Several months ago, I switched to Linux (Fedora), and sold my 80 GB hard drive for petty cash. Yes, I securely "shredded" the data on the hard drive before I mailed it out, thank you very much. Life is going well on the Linux end, but there are some things that I really miss on Windows, particularly a quick fix of playing NHL 2004 and Rollercoaster Tycoon 2 for leisure.
Fortunately, I kept a 10 GB hard drive from my old PC that I disposed several years ago, as an emergency hard drive, just in case I ever needed it. I never used it for emergency purposes, and I considered using it as a doorstop on numerous occasions. Luckily, I didn't do that, and I decided to do a fresh install of Windows XP Home Edition (with Service Pack 2) onto the drive. I also decided to install all the programs that I need in Windows onto the hard drive.
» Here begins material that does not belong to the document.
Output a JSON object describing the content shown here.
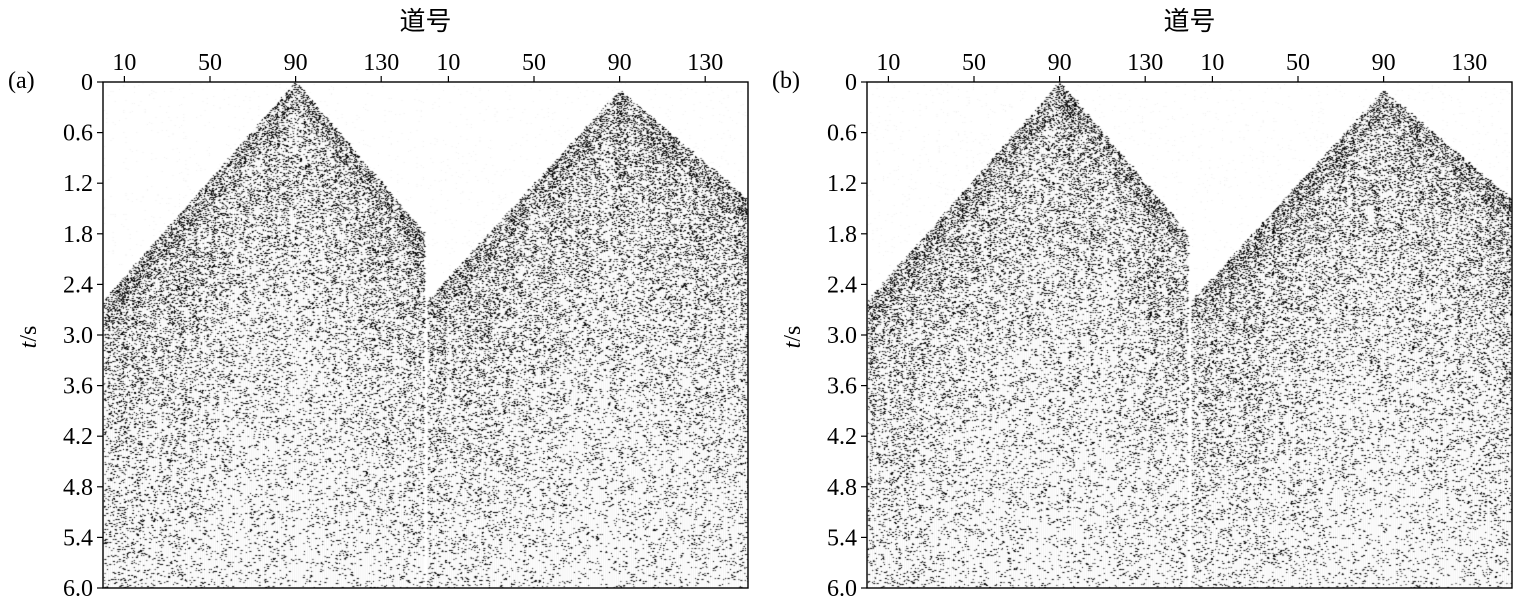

To be "secure," I decided that the system will not connect to the Internet.
Here is a list of all the important Windows applications I need:
- Windows XP
- WinXP Service Pack 2
- DVD Software
- Adobe Acrobat Reader
- Blender 3D
- Java SDK
- Microsoft Office XP
- NHL 2004
- Norton SystemWorks
- nVidia GeForce2 Driver
- RollerCoster Tycoon 2
- SSH Secure Shell (non-commercial)
It didn't take too long to install everything listed above onto the 10 GB hard drive --considering most of applications listed are free: I downloaded and burned the latest version of them onto a CD beforehand.
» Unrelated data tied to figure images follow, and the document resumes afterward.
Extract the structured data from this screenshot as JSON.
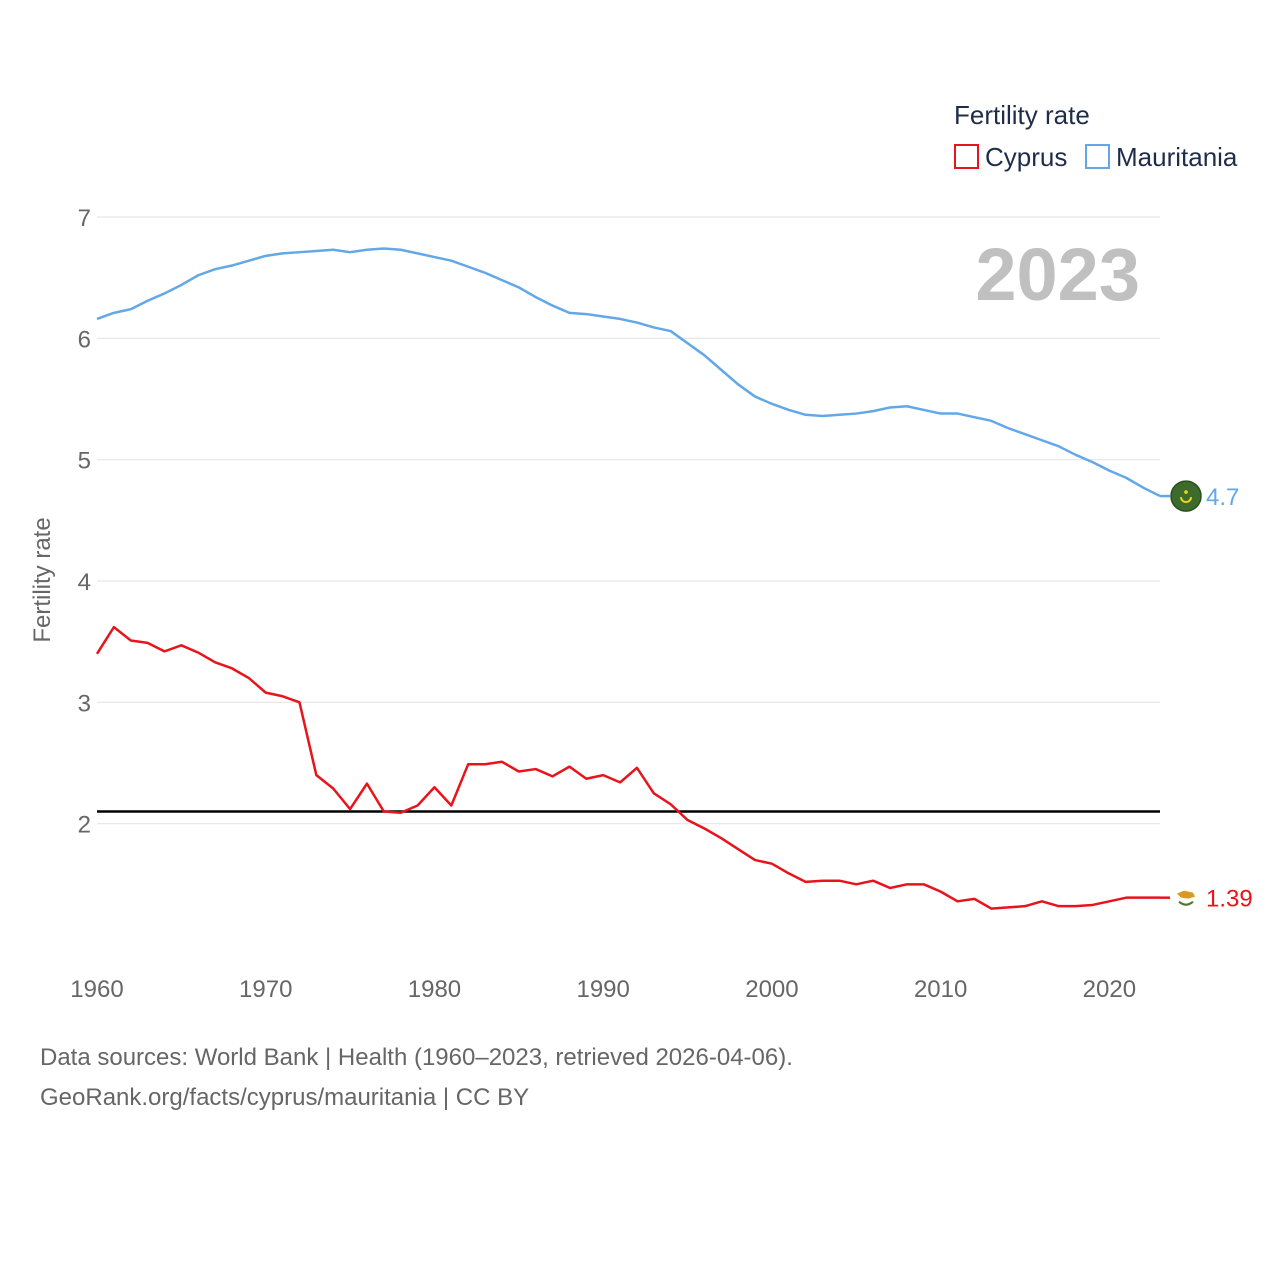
{
  "chart_data": {
    "type": "line",
    "title": "",
    "year_label": "2023",
    "legend_title": "Fertility rate",
    "xlabel": "",
    "ylabel": "Fertility rate",
    "xlim": [
      1960,
      2023
    ],
    "ylim": [
      1,
      7
    ],
    "x_ticks": [
      1960,
      1970,
      1980,
      1990,
      2000,
      2010,
      2020
    ],
    "y_ticks": [
      2,
      3,
      4,
      5,
      6,
      7
    ],
    "reference_line": 2.1,
    "x": [
      1960,
      1961,
      1962,
      1963,
      1964,
      1965,
      1966,
      1967,
      1968,
      1969,
      1970,
      1971,
      1972,
      1973,
      1974,
      1975,
      1976,
      1977,
      1978,
      1979,
      1980,
      1981,
      1982,
      1983,
      1984,
      1985,
      1986,
      1987,
      1988,
      1989,
      1990,
      1991,
      1992,
      1993,
      1994,
      1995,
      1996,
      1997,
      1998,
      1999,
      2000,
      2001,
      2002,
      2003,
      2004,
      2005,
      2006,
      2007,
      2008,
      2009,
      2010,
      2011,
      2012,
      2013,
      2014,
      2015,
      2016,
      2017,
      2018,
      2019,
      2020,
      2021,
      2022,
      2023
    ],
    "series": [
      {
        "name": "Cyprus",
        "color": "#e8141b",
        "end_label": "1.39",
        "flag_icon": "cyprus-flag-icon",
        "values": [
          3.4,
          3.62,
          3.51,
          3.49,
          3.42,
          3.47,
          3.41,
          3.33,
          3.28,
          3.2,
          3.08,
          3.05,
          3.0,
          2.4,
          2.29,
          2.12,
          2.33,
          2.1,
          2.09,
          2.15,
          2.3,
          2.15,
          2.49,
          2.49,
          2.51,
          2.43,
          2.45,
          2.39,
          2.47,
          2.37,
          2.4,
          2.34,
          2.46,
          2.25,
          2.16,
          2.03,
          1.96,
          1.88,
          1.79,
          1.7,
          1.67,
          1.59,
          1.52,
          1.53,
          1.53,
          1.5,
          1.53,
          1.47,
          1.5,
          1.5,
          1.44,
          1.36,
          1.38,
          1.3,
          1.31,
          1.32,
          1.36,
          1.32,
          1.32,
          1.33,
          1.36,
          1.39,
          1.39,
          1.39
        ]
      },
      {
        "name": "Mauritania",
        "color": "#62a8e8",
        "end_label": "4.7",
        "flag_icon": "mauritania-flag-icon",
        "values": [
          6.16,
          6.21,
          6.24,
          6.31,
          6.37,
          6.44,
          6.52,
          6.57,
          6.6,
          6.64,
          6.68,
          6.7,
          6.71,
          6.72,
          6.73,
          6.71,
          6.73,
          6.74,
          6.73,
          6.7,
          6.67,
          6.64,
          6.59,
          6.54,
          6.48,
          6.42,
          6.34,
          6.27,
          6.21,
          6.2,
          6.18,
          6.16,
          6.13,
          6.09,
          6.06,
          5.96,
          5.86,
          5.74,
          5.62,
          5.52,
          5.46,
          5.41,
          5.37,
          5.36,
          5.37,
          5.38,
          5.4,
          5.43,
          5.44,
          5.41,
          5.38,
          5.38,
          5.35,
          5.32,
          5.26,
          5.21,
          5.16,
          5.11,
          5.04,
          4.98,
          4.91,
          4.85,
          4.77,
          4.7
        ]
      }
    ]
  },
  "footer": {
    "line1": "Data sources: World Bank | Health (1960–2023, retrieved 2026-04-06).",
    "line2": "GeoRank.org/facts/cyprus/mauritania | CC BY"
  }
}
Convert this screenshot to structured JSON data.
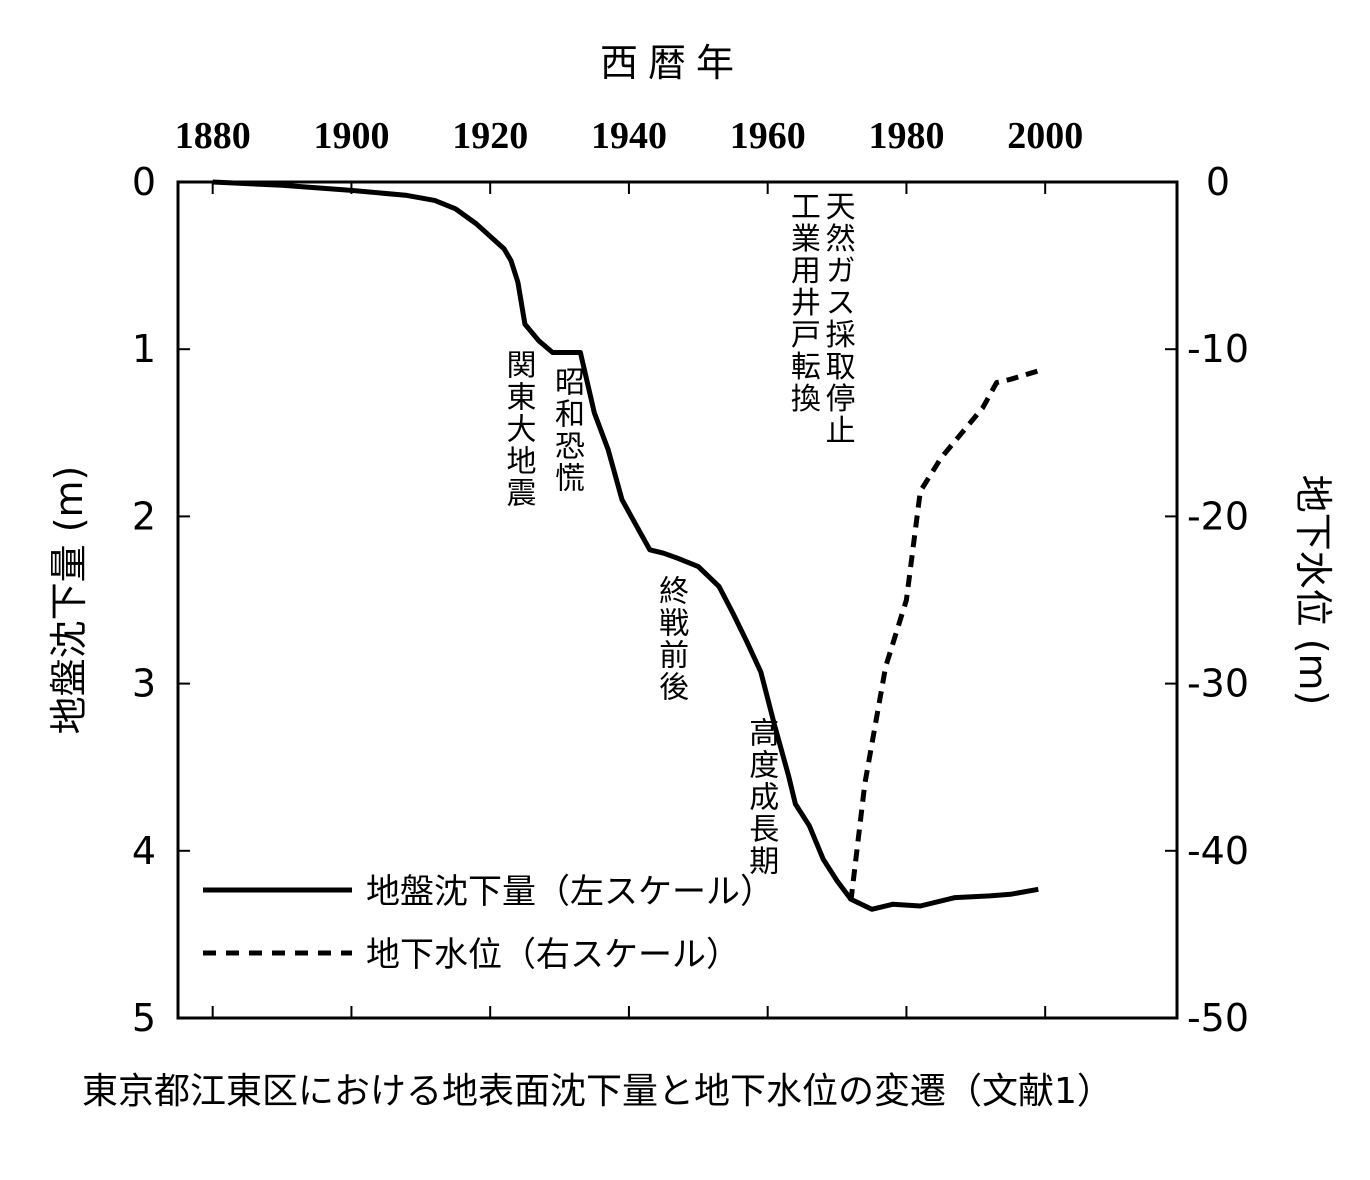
{
  "chart_data": {
    "type": "line",
    "title": "西暦年",
    "caption": "東京都江東区における地表面沈下量と地下水位の変遷（文献1）",
    "x_ticks": [
      1880,
      1900,
      1920,
      1940,
      1960,
      1980,
      2000
    ],
    "xlim": [
      1875,
      2019
    ],
    "y_left_label": "地盤沈下量 (m)",
    "y_left_ticks": [
      0,
      1,
      2,
      3,
      4,
      5
    ],
    "y_left_lim": [
      0,
      5
    ],
    "y_right_label": "地下水位 (m)",
    "y_right_ticks": [
      0,
      -10,
      -20,
      -30,
      -40,
      -50
    ],
    "y_right_lim": [
      0,
      -50
    ],
    "legend_position": "bottom-left",
    "series": [
      {
        "name": "地盤沈下量（左スケール）",
        "axis": "left",
        "style": "solid",
        "points": [
          [
            1880,
            0.0
          ],
          [
            1890,
            0.02
          ],
          [
            1900,
            0.05
          ],
          [
            1908,
            0.08
          ],
          [
            1912,
            0.11
          ],
          [
            1915,
            0.16
          ],
          [
            1918,
            0.25
          ],
          [
            1922,
            0.4
          ],
          [
            1923,
            0.47
          ],
          [
            1924,
            0.6
          ],
          [
            1925,
            0.85
          ],
          [
            1927,
            0.95
          ],
          [
            1929,
            1.02
          ],
          [
            1933,
            1.02
          ],
          [
            1935,
            1.38
          ],
          [
            1937,
            1.6
          ],
          [
            1939,
            1.9
          ],
          [
            1941,
            2.05
          ],
          [
            1943,
            2.2
          ],
          [
            1945,
            2.22
          ],
          [
            1947,
            2.25
          ],
          [
            1950,
            2.3
          ],
          [
            1953,
            2.42
          ],
          [
            1955,
            2.58
          ],
          [
            1957,
            2.75
          ],
          [
            1959,
            2.93
          ],
          [
            1961,
            3.25
          ],
          [
            1963,
            3.55
          ],
          [
            1964,
            3.72
          ],
          [
            1966,
            3.85
          ],
          [
            1968,
            4.05
          ],
          [
            1970,
            4.18
          ],
          [
            1972,
            4.29
          ],
          [
            1975,
            4.35
          ],
          [
            1978,
            4.32
          ],
          [
            1982,
            4.33
          ],
          [
            1987,
            4.28
          ],
          [
            1992,
            4.27
          ],
          [
            1995,
            4.26
          ],
          [
            1999,
            4.23
          ]
        ]
      },
      {
        "name": "地下水位（右スケール）",
        "axis": "right",
        "style": "dashed",
        "points": [
          [
            1972,
            -43
          ],
          [
            1974,
            -36
          ],
          [
            1977,
            -29
          ],
          [
            1980,
            -25
          ],
          [
            1982,
            -18.5
          ],
          [
            1985,
            -16.5
          ],
          [
            1988,
            -15
          ],
          [
            1991,
            -13.5
          ],
          [
            1993,
            -12
          ],
          [
            1995,
            -11.8
          ],
          [
            1999,
            -11.3
          ]
        ]
      }
    ],
    "annotations": [
      {
        "text": "関東大地震",
        "x": 1924,
        "y": 1.0
      },
      {
        "text": "昭和恐慌",
        "x": 1931,
        "y": 1.1
      },
      {
        "text": "終戦前後",
        "x": 1946,
        "y": 2.35
      },
      {
        "text": "高度成長期",
        "x": 1959,
        "y": 3.2
      },
      {
        "text": "工業用井戸転換",
        "x": 1965,
        "y": 0.05
      },
      {
        "text": "天然ガス採取停止",
        "x": 1970,
        "y": 0.05
      }
    ]
  }
}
Finally, I cleared out my temporary files folder(s), ran the routine spyware and virus checks just to be safe (even I am not connected to the Internet), and defraged my hard drive. All the applications were installed successfully onto the hard drive, and I had a good 4 GB left!
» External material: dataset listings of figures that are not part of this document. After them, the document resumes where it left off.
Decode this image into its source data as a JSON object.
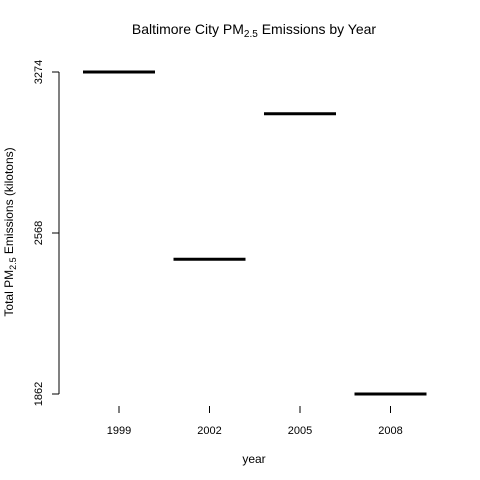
{
  "chart_data": {
    "type": "bar",
    "mark": "horizontal-segment",
    "title": "Baltimore City PM2.5 Emissions by Year",
    "xlabel": "year",
    "ylabel": "Total PM2.5 Emissions (kilotons)",
    "categories": [
      "1999",
      "2002",
      "2005",
      "2008"
    ],
    "values": [
      3274,
      2453,
      3091,
      1862
    ],
    "y_ticks": [
      "1862",
      "2568",
      "3274"
    ],
    "ylim": [
      1862,
      3274
    ],
    "grid": false,
    "legend": "none",
    "colors": {
      "series": "#000000",
      "axis": "#000000"
    }
  }
}
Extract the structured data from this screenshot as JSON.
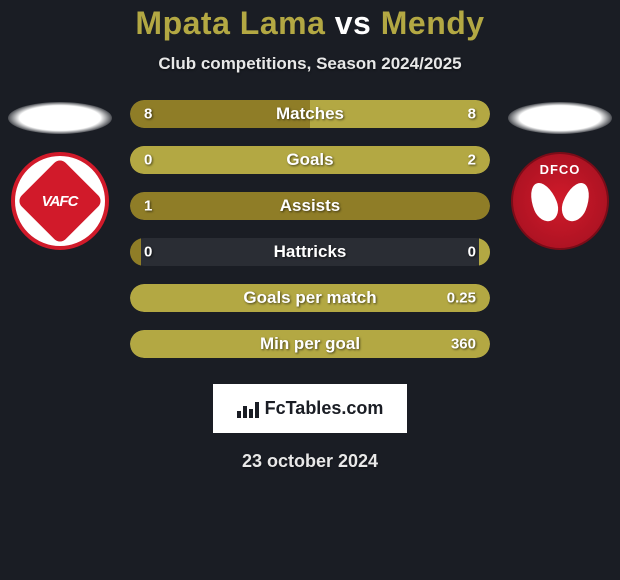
{
  "title": {
    "player1": "Mpata Lama",
    "vs": "vs",
    "player2": "Mendy"
  },
  "subtitle": "Club competitions, Season 2024/2025",
  "colors": {
    "player1": "#8f7d27",
    "player2": "#b3a843",
    "bar_bg": "#2a2d34",
    "page_bg": "#1a1d24",
    "title_accent": "#b3a843"
  },
  "clubs": {
    "left": {
      "abbr": "VAFC"
    },
    "right": {
      "abbr": "DFCO"
    }
  },
  "stats": [
    {
      "label": "Matches",
      "left_val": "8",
      "right_val": "8",
      "left_pct": 50,
      "right_pct": 50
    },
    {
      "label": "Goals",
      "left_val": "0",
      "right_val": "2",
      "left_pct": 18,
      "right_pct": 100
    },
    {
      "label": "Assists",
      "left_val": "1",
      "right_val": "",
      "left_pct": 100,
      "right_pct": 0
    },
    {
      "label": "Hattricks",
      "left_val": "0",
      "right_val": "0",
      "left_pct": 3,
      "right_pct": 3
    },
    {
      "label": "Goals per match",
      "left_val": "",
      "right_val": "0.25",
      "left_pct": 0,
      "right_pct": 100
    },
    {
      "label": "Min per goal",
      "left_val": "",
      "right_val": "360",
      "left_pct": 0,
      "right_pct": 100
    }
  ],
  "footer": {
    "site": "FcTables.com",
    "date": "23 october 2024"
  }
}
Now I can enjoy playing NHL 2004 and Rollercoaster Tycoon 2 again, as well as the peace of mind that I can fall-back or even resort back to Windows when I need to. What I learned: don't waste computer products, such as an old hard drive; and you really don't need a monster hard drive to do everything in the world that you want!
With some programs now taking up more than 10GB on their own, there's a definite need for larger hard disks (though I concur that most people seem to use them only to store the mp3s and movies they download using Kazaa).
Curious as to why you would need ad-aware, gaim etc installed if the PC's never going to connect to the internet?
10GB is huge!
Maybe I'm dating myself, but I remember running I I had Solaris 2.7 on a 400MB drive. /usr/local/ and /home were NFS mounted though.